As protests rage on college campuses across the nation, they force us all to confront the issues surrounding racial discrimination in academia.
On Dec. 9, the discourse will make its way to the Supreme Court of the United States, where Abigail Fisher will challenge the ability of colleges to take race into consideration when admitting students.
The University of Texas at Austin denied Fisher, who is white, admission — she will argue that the school’s decision violated the Constitution’s equal protection clause because her race was a factor.
In the 2003 case Grutter v. Bollinger, the Supreme Court decided that the only justification for racial considerations in school admissions is to create “educational diversity so that students of different backgrounds can learn from each other,” The New York Times reported earlier this week.
The intention is that more students of color will equate to more racial tolerance and understanding on college campuses.
It seems, though, that the protests on college campuses today illustrate that affirmative action has brought the opposite effect. Protestors argue the college environment treats students of color unequally, causing them to feel belittled or even unsafe in the classroom and on campus.
At Pitt’s rally for students of color at the University of Missouri, an organizer told The Pitt News, “We are here to demand that black students be able to feel safe. To be able to learn. To be able to grow. If it’s not happening in our schools, then what next?”
Many argue that affirmative action is the cause of unrest among students, and provides the Supreme Court a solid reason to decide in favor of Fisher.
“Students who are recruited, because of their race, to colleges where the average entering credentials are significantly higher than their own will find themselves at severe academic disadvantage,” John C. Eastman, a law professor at Chapman University in Orange, California, told The New York Times. “Basic human nature suggests that they will then try to blame others for their academic struggles.”
However, this argument gravely misses the point — these protests are not simply a result of academic competition, but of institutional discrimination, which only becomes more apparent as more and more students of color attend high-profile universities.

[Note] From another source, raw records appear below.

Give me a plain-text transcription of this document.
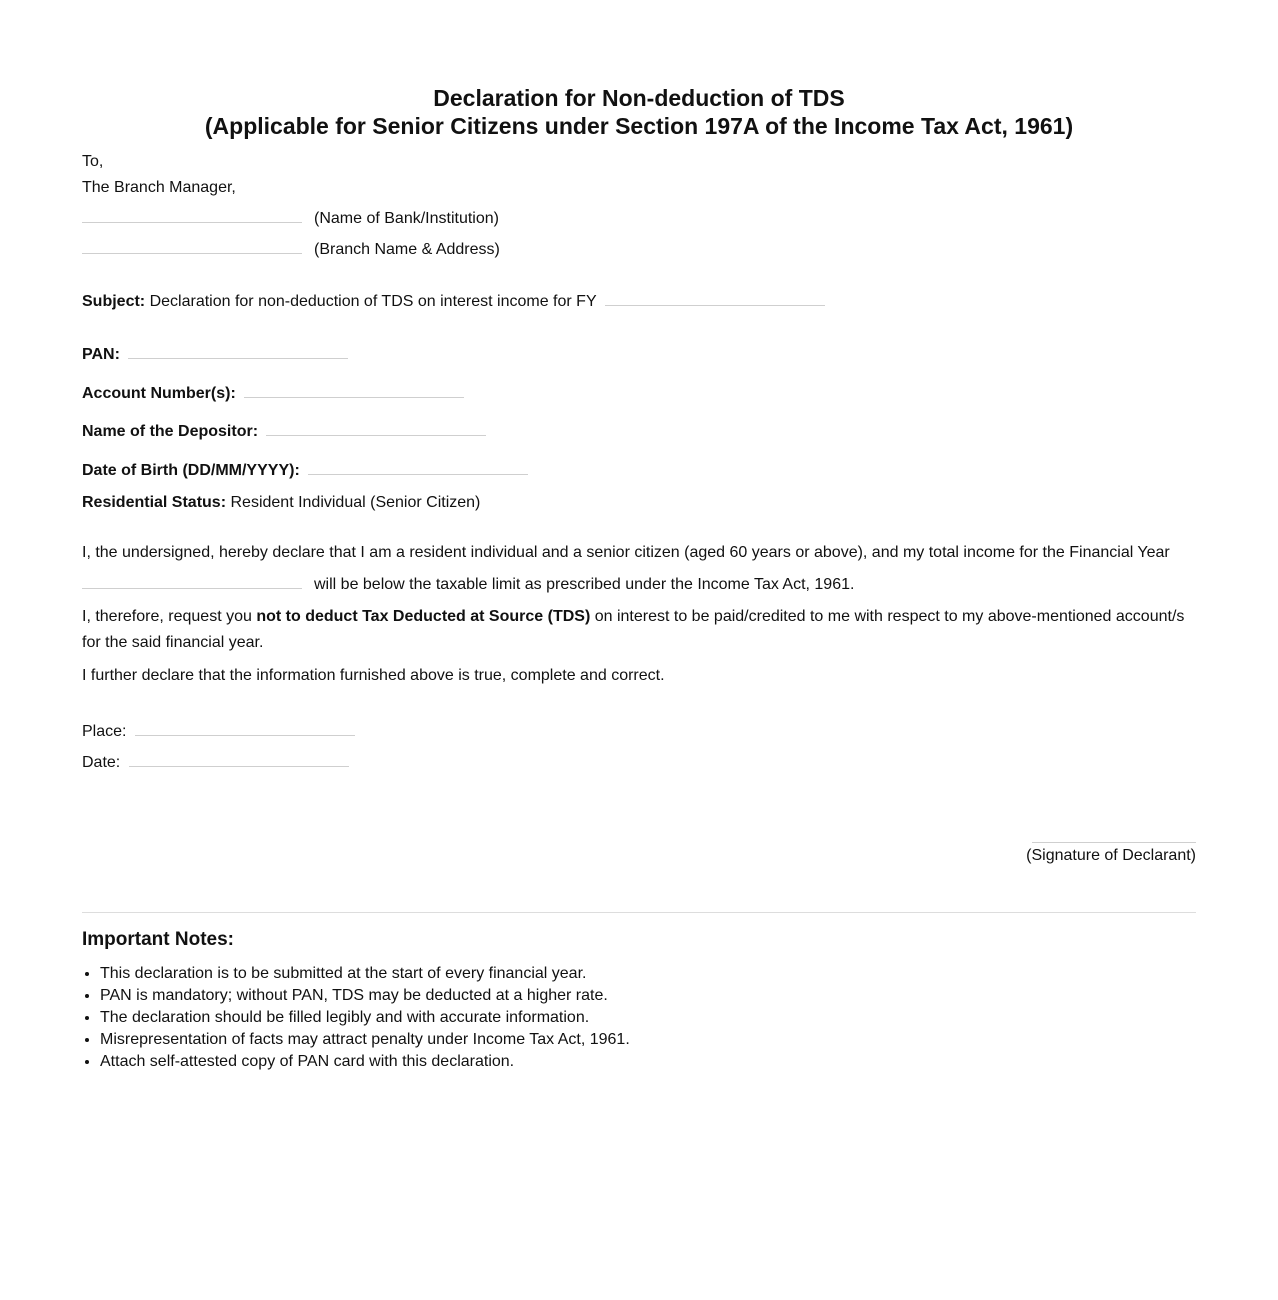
Declaration for Non-deduction of TDS
(Applicable for Senior Citizens under Section 197A of the Income Tax Act, 1961)
To,
The Branch Manager,
(Name of Bank/Institution)
(Branch Name & Address)
Subject: Declaration for non-deduction of TDS on interest income for FY
PAN:
Account Number(s):
Name of the Depositor:
Date of Birth (DD/MM/YYYY):
Residential Status: Resident Individual (Senior Citizen)
I, the undersigned, hereby declare that I am a resident individual and a senior citizen (aged 60 years or above), and my total income for the Financial Year
will be below the taxable limit as prescribed under the Income Tax Act, 1961.
I, therefore, request you not to deduct Tax Deducted at Source (TDS) on interest to be paid/credited to me with respect to my above-mentioned account/s for the said financial year.
I further declare that the information furnished above is true, complete and correct.
Place:
Date:
(Signature of Declarant)
Important Notes:
• This declaration is to be submitted at the start of every financial year.
• PAN is mandatory; without PAN, TDS may be deducted at a higher rate.
• The declaration should be filled legibly and with accurate information.
• Misrepresentation of facts may attract penalty under Income Tax Act, 1961.
• Attach self-attested copy of PAN card with this declaration.
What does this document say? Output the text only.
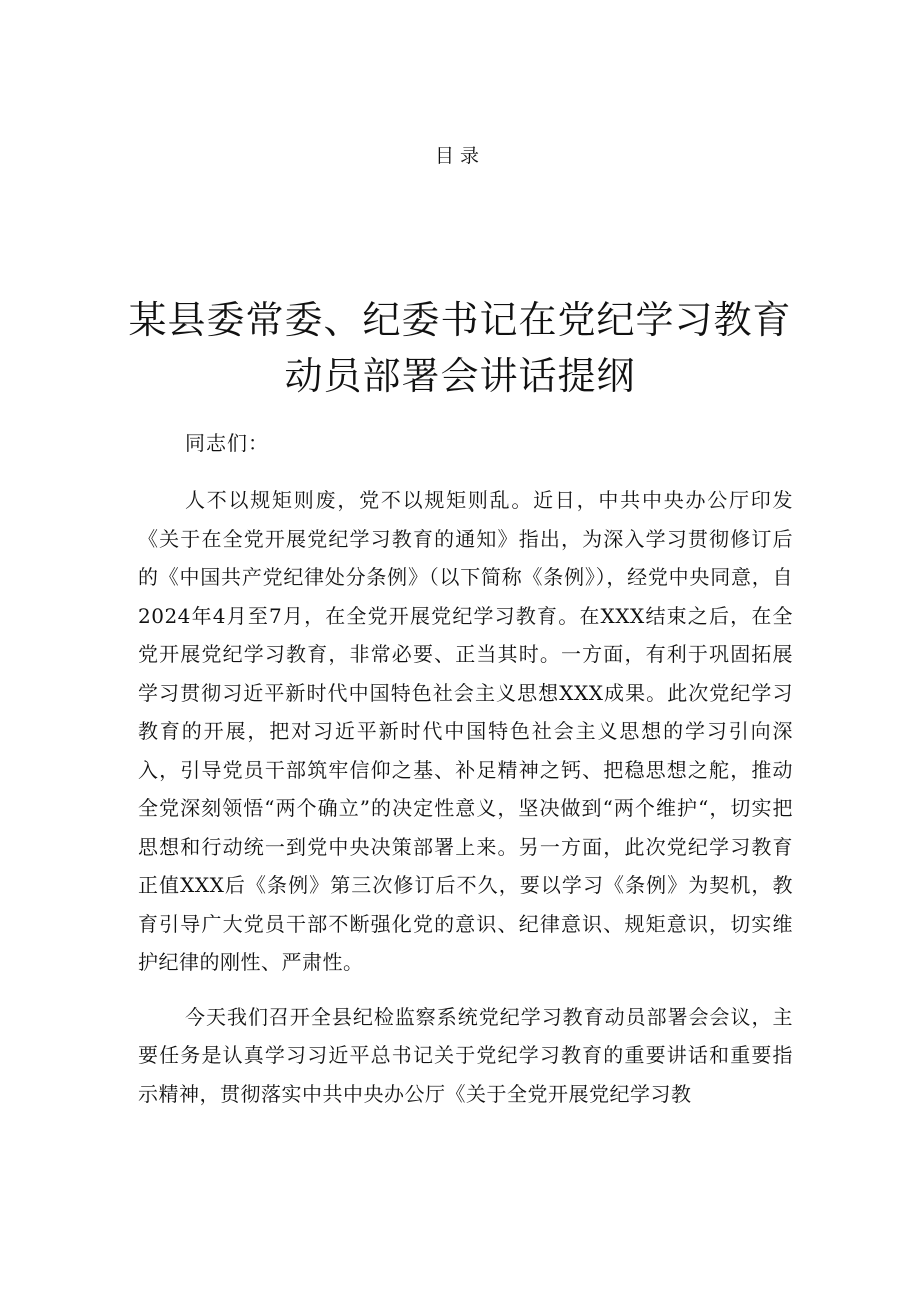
目录
某县委常委、纪委书记在党纪学习教育动员部署会讲话提纲

同志们：

人不以规矩则废，党不以规矩则乱。近日，中共中央办公厅印发《关于在全党开展党纪学习教育的通知》指出，为深入学习贯彻修订后的《中国共产党纪律处分条例》（以下简称《条例》），经党中央同意，自2024年4月至7月，在全党开展党纪学习教育。在XXX结束之后，在全党开展党纪学习教育，非常必要、正当其时。一方面，有利于巩固拓展学习贯彻习近平新时代中国特色社会主义思想XXX成果。此次党纪学习教育的开展，把对习近平新时代中国特色社会主义思想的学习引向深入，引导党员干部筑牢信仰之基、补足精神之钙、把稳思想之舵，推动全党深刻领悟“两个确立”的决定性意义，坚决做到“两个维护“，切实把思想和行动统一到党中央决策部署上来。另一方面，此次党纪学习教育正值XXX后《条例》第三次修订后不久，要以学习《条例》为契机，教育引导广大党员干部不断强化党的意识、纪律意识、规矩意识，切实维护纪律的刚性、严肃性。

今天我们召开全县纪检监察系统党纪学习教育动员部署会会议，主要任务是认真学习习近平总书记关于党纪学习教育的重要讲话和重要指示精神，贯彻落实中共中央办公厅《关于全党开展党纪学习教
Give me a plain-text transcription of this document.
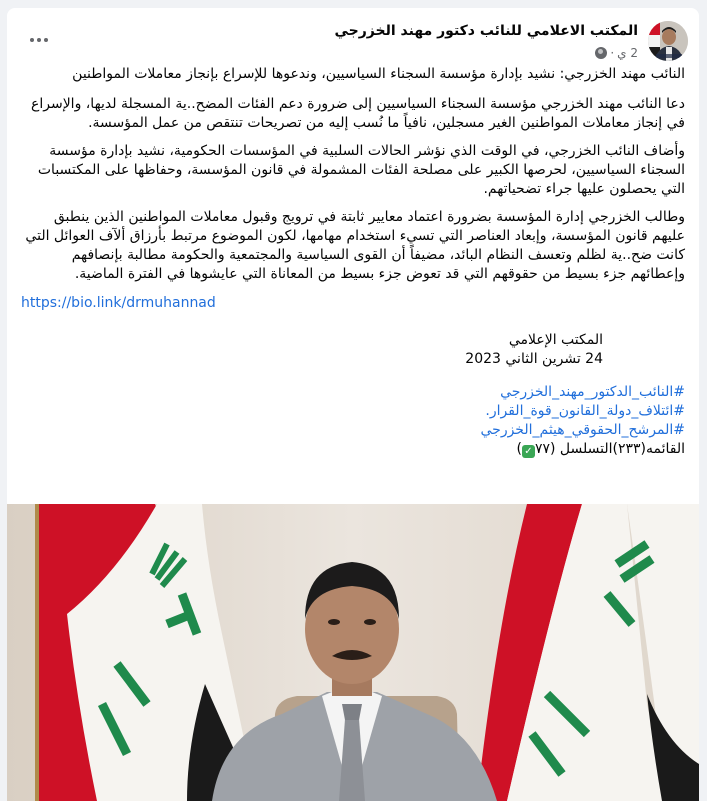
المكتب الاعلامي للنائب دكتور مهند الخزرجي
2 ي
·

النائب مهند الخزرجي: نشيد بإدارة مؤسسة السجناء السياسيين، وندعوها للإسراع بإنجاز معاملات المواطنين

دعا النائب مهند الخزرجي مؤسسة السجناء السياسيين إلى ضرورة دعم الفئات المضح..ية المسجلة لديها، والإسراع في إنجاز معاملات المواطنين الغير مسجلين، نافياً ما نُسب إليه من تصريحات تنتقص من عمل المؤسسة.

وأضاف النائب الخزرجي، في الوقت الذي نؤشر الحالات السلبية في المؤسسات الحكومية، نشيد بإدارة مؤسسة السجناء السياسيين، لحرصها الكبير على مصلحة الفئات المشمولة في قانون المؤسسة، وحفاظها على المكتسبات التي يحصلون عليها جراء تضحياتهم.

وطالب الخزرجي إدارة المؤسسة بضرورة اعتماد معايير ثابتة في ترويج وقبول معاملات المواطنين الذين ينطبق عليهم قانون المؤسسة، وإبعاد العناصر التي تسيء استخدام مهامها، لكون الموضوع مرتبط بأرزاق ألآف العوائل التي كانت ضح..ية لظلم وتعسف النظام البائد، مضيفاً أن القوى السياسية والمجتمعية والحكومة مطالبة بإنصافهم وإعطائهم جزء بسيط من حقوقهم التي قد تعوض جزء بسيط من المعاناة التي عايشوها في الفترة الماضية.

https://bio.link/drmuhannad
المكتب الإعلامي
24 تشرين الثاني 2023
#النائب_الدكتور_مهند_الخزرجي
#ائتلاف_دولة_القانون_قوة_القرار.
#المرشح_الحقوقي_هيثم_الخزرجي
القائمه(٢٣٣)التسلسل (٧٧✓)
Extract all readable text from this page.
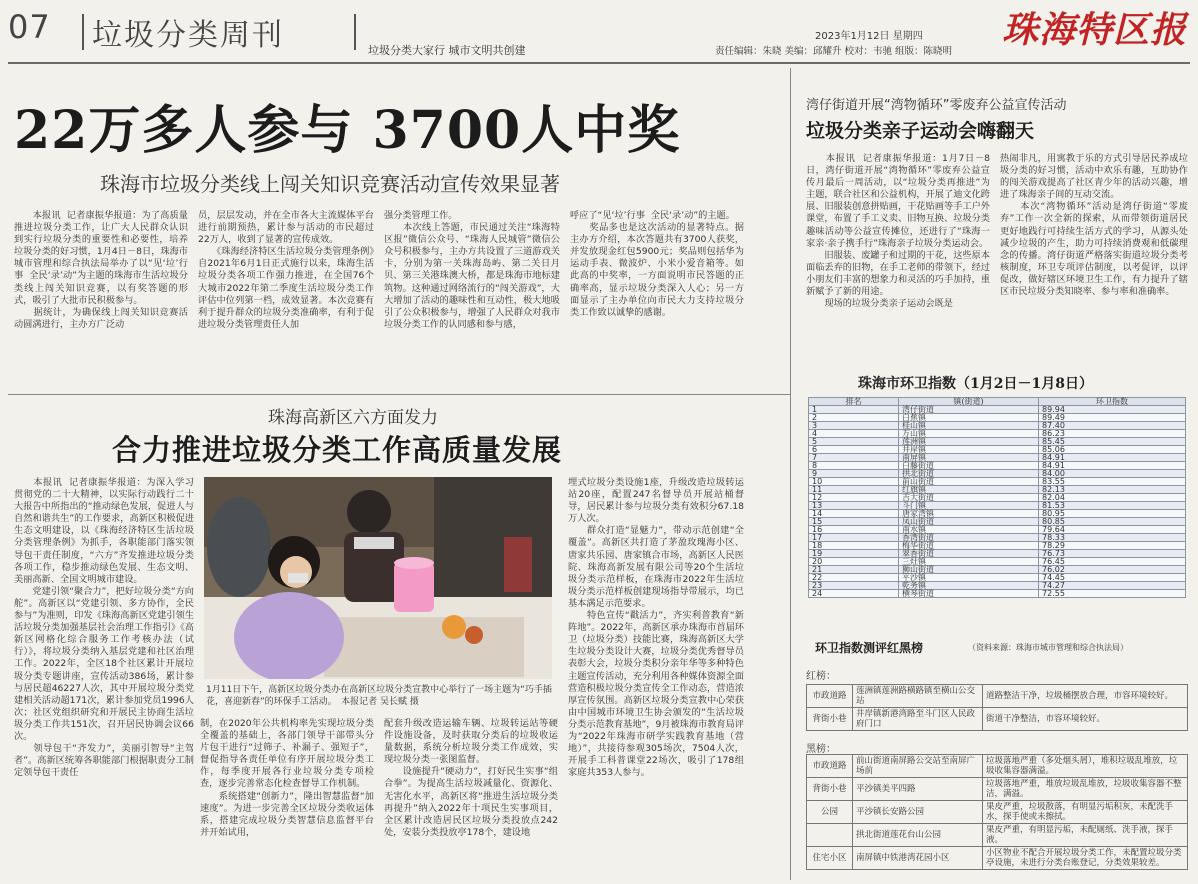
07 垃圾分类周刊	垃圾分类大家行 城市文明共创建
2023年1月12日 星期四
责任编辑：朱晓 美编：邱耀升 校对：韦驰 组版：陈晓明
珠海特区报
22万多人参与 3700人中奖
珠海市垃圾分类线上闯关知识竞赛活动宣传效果显著
　　本报讯  记者康振华报道：为了高质量推进垃圾分类工作，让广大人民群众认识到实行垃圾分类的重要性和必要性，培养垃圾分类的好习惯，1月4日－8日，珠海市城市管理和综合执法局举办了以“见‘垃’行事  全民‘录’动”为主题的珠海市生活垃圾分类线上闯关知识竞赛，以有奖答题的形式，吸引了大批市民积极参与。
　　据统计，为确保线上闯关知识竞赛活动圆满进行，主办方广泛动
员，层层发动，并在全市各大主流媒体平台进行前期预热，累计参与活动的市民超过22万人，收到了显著的宣传成效。
　　《珠海经济特区生活垃圾分类管理条例》自2021年6月1日正式施行以来，珠海生活垃圾分类各项工作强力推进，在全国76个大城市2022年第二季度生活垃圾分类工作评估中位列第一档，成效显著。本次竞赛有利于提升群众的垃圾分类准确率，有利于促进垃圾分类管理责任人加
强分类管理工作。
　　本次线上答题，市民通过关注“珠海特区报”微信公众号、“珠海人民城管”微信公众号积极参与，主办方共设置了三道游戏关卡，分别为第一关珠海岛屿、第二关日月贝、第三关港珠澳大桥，都是珠海市地标建筑物。这种通过网络流行的“闯关游戏”，大大增加了活动的趣味性和互动性，极大地吸引了公众积极参与，增强了人民群众对我市垃圾分类工作的认同感和参与感，
呼应了“见‘垃’行事  全民‘录’动”的主题。
　　奖品多也是这次活动的显著特点。据主办方介绍，本次答题共有3700人获奖，并发放现金红包5900元；奖品则包括华为运动手表、微波炉、小米小爱音箱等。如此高的中奖率，一方面说明市民答题的正确率高，显示垃圾分类深入人心；另一方面显示了主办单位向市民大力支持垃圾分类工作致以诚挚的感谢。
珠海高新区六方面发力
合力推进垃圾分类工作高质量发展
　　本报讯  记者康振华报道：为深入学习贯彻党的二十大精神，以实际行动践行二十大报告中所指出的“推动绿色发展，促进人与自然和谐共生”的工作要求，高新区积极促进生态文明建设，以《珠海经济特区生活垃圾分类管理条例》为抓手，各职能部门落实领导包干责任制度，“六方”齐发推进垃圾分类各项工作，稳步推动绿色发展、生态文明、美丽高新、全国文明城市建设。
　　党建引领“聚合力”，把好垃圾分类“方向舵”。高新区以“党建引领、多方协作，全民参与”为准则，印发《珠海高新区党建引领生活垃圾分类加强基层社会治理工作指引》《高新区网格化综合服务工作考核办法（试行）》，将垃圾分类纳入基层党建和社区治理工作。2022年，全区18个社区累计开展垃圾分类专题讲座，宣传活动386场，累计参与居民超46227人次，其中开展垃圾分类党建相关活动超171次，累计参加党员1996人次；社区党组织研究和开展民主协商生活垃圾分类工作共151次，召开居民协调会议66次。
　　领导包干“齐发力”，美丽引智导“主驾者”。高新区统筹各职能部门根据职责分工制定领导包干责任
1月11日下午，高新区垃圾分类办在高新区垃圾分类宣教中心举行了一场主题为“巧手插花，喜迎新春”的环保手工活动。　本报记者 吴长赋 摄
制，在2020年公共机构率先实现垃圾分类全覆盖的基础上，各部门领导干部带头分片包干进行“过筛子、补漏子、强短子”，督促指导各责任单位有序开展垃圾分类工作，每季度开展各行业垃圾分类专项检查，逐步完善常态化检查督导工作机制。
　　系统搭建“创新力”，隆出智慧监督“加速度”。为进一步完善全区垃圾分类收运体系，搭建完成垃圾分类智慧信息监督平台并开始试用，
配套升级改造运输车辆、垃圾转运站等硬件设施设备，及时获取分类后的垃圾收运量数据，系统分析垃圾分类工作成效，实现垃圾分类一张图监督。
　　设施提升“硬动力”，打好民生实事“组合拳”。为提高生活垃圾减量化、资源化、无害化水平，高新区将“推进生活垃圾分类再提升”纳入2022年十项民生实事项目，全区累计改造居民区垃圾分类投放点242处，安装分类投放亭178个，建设地
埋式垃圾分类设施1座，升级改造垃圾转运站20座，配置247名督导员开展站桶督导，居民累计参与垃圾分类有效积分67.18万人次。
　　群众打造“显魅力”，带动示范创建“全覆盖”。高新区共打造了茅盈玫瑰海小区、唐家共乐园、唐家镇合市场，高新区人民医院、珠海高新发展有限公司等20个生活垃圾分类示范样板，在珠海市2022年生活垃圾分类示范样板创建现场指导带展示，均已基本满足示范要求。
　　特色宣传“戳活力”，齐实利普教育“新阵地”。2022年，高新区承办珠海市首届环卫（垃圾分类）技能比赛，珠海高新区大学生垃圾分类设计大赛，垃圾分类优秀督导员表彰大会，垃圾分类积分亲年华等多种特色主题宣传活动，充分利用各种媒体资源全面营造积极垃圾分类宣传全工作动态，营造浓厚宣传氛围。高新区垃圾分类宣教中心荣获由中国城市环境卫生协会颁发的“生活垃圾分类示范教育基地”，9月被珠海市教育局评为“2022年珠海市研学实践教育基地（营地）”，共接待参观305场次，7504人次，开展手工科普课堂22场次，吸引了178组家庭共353人参与。
湾仔街道开展“湾物循环”零废弃公益宣传活动
垃圾分类亲子运动会嗨翻天
　　本报讯  记者康振华报道：1月7日－8日，湾仔街道开展“湾物循环”零废弃公益宣传月最后一周活动，以“垃圾分类再推进”为主题，联合社区和公益机构，开展了迪文化跨展、旧服装创意拼贴画，干花贴画等手工户外课堂，布置了手工义卖、旧物互换、垃圾分类趣味活动等公益宣传摊位，还进行了“珠海一家亲·亲子携手行”珠海亲子垃圾分类运动会。
　　旧服装、废罐子和过期的干花，这些原本面临丢弃的旧物，在手工老师的带领下，经过小朋友们丰富的想象力和灵活的巧手加持，重新赋予了新的用途。
　　现场的垃圾分类亲子运动会既是
热闹非凡，用寓教于乐的方式引导居民养成垃圾分类的好习惯，活动中欢乐有趣，互助协作的闯关游戏提高了社区青少年的活动兴趣，增进了珠海亲子间的互动交流。
　　本次“湾物循环”活动是湾仔街道“零废弃”工作一次全新的探索，从而带领街道居民更好地践行可持续生活方式的学习，从源头处减少垃圾的产生，助力可持续消费观和低碳理念的传播。湾仔街道严格落实街道垃圾分类考核制度，环卫专项评估制度，以考促评，以评促改，做好辖区环境卫生工作，有力提升了辖区市民垃圾分类知晓率、参与率和准确率。
珠海市环卫指数（1月2日－1月8日）
排名	镇(街道)	环卫指数
1	湾仔街道	89.94
2	白蕉镇	89.49
3	桂山镇	87.40
4	万山镇	86.23
5	莲洲镇	85.45
6	井岸镇	85.06
7	南屏镇	84.91
8	白藤街道	84.91
9	拱北街道	84.00
10	前山街道	83.55
11	红旗镇	82.13
12	吉大街道	82.04
13	斗门镇	81.53
14	唐家湾镇	80.95
15	凤山街道	80.85
16	南水镇	79.64
17	香湾街道	78.33
18	梅华街道	78.29
19	翠香街道	76.73
20	三灶镇	76.45
21	狮山街道	76.02
22	平沙镇	74.45
23	乾务镇	74.27
24	横琴街道	72.55
环卫指数测评红黑榜	（资料来源：珠海市城市管理和综合执法局）
红榜：
市政道路	莲洲镇莲洲路横路镇至横山公交站	道路整洁干净，垃圾桶摆放合理，市容环境较好。
背街小巷	井岸镇新港湾路至斗门区人民政府门口	街道干净整洁，市容环境较好。
黑榜：
市政道路	前山街道南屏路公交站至南屏广场前	垃圾落地严重（多处烟头屑），堆积垃圾乱堆放，垃圾收集容器满溢。
背街小巷	平沙镇美平四路	垃圾落地严重，堆放垃圾乱堆放，垃圾收集容器不整洁，满溢。
公园	平沙镇长安路公园	果皮严重，垃圾散落，有明显污垢积灰，未配洗手水，探手使或未擦拭。
	拱北街道莲花台山公园	果皮严重，有明显污垢，未配厕纸、洗手液，探手液。
住宅小区	南屏镇中铁港湾花园小区	小区物业不配合开展垃圾分类工作，未配置垃圾分类亭设施，未进行分类台账登记，分类效果较差。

So yes, these protests could very well be a result of affirmative action — but that’s not a bad thing. The protests give the ever growing minority student population a voice in traditionally white-dominated college campuses. They have already led Princeton and Harvard to abolish the term “house master,” because of the title’s connection to slavery. They have even led the University of Texas itself to remove a statue of Jefferson Davis, the president of the Confederacy during the Civil War, from campus.
Would schools even consider such moves if it were not for the relatively new, emboldened minority voices on college campuses? Most likely not.
These protests should illustrate to the Supreme Court that affirmative action is doing exactly what it’s supposed to do: It allows students and faculty to better understand the perspective of minority students by bringing their voices to college campuses.
And whether or not the school is hearing these voices through a simple discussion or through a megaphone, at least they are finally hearing them.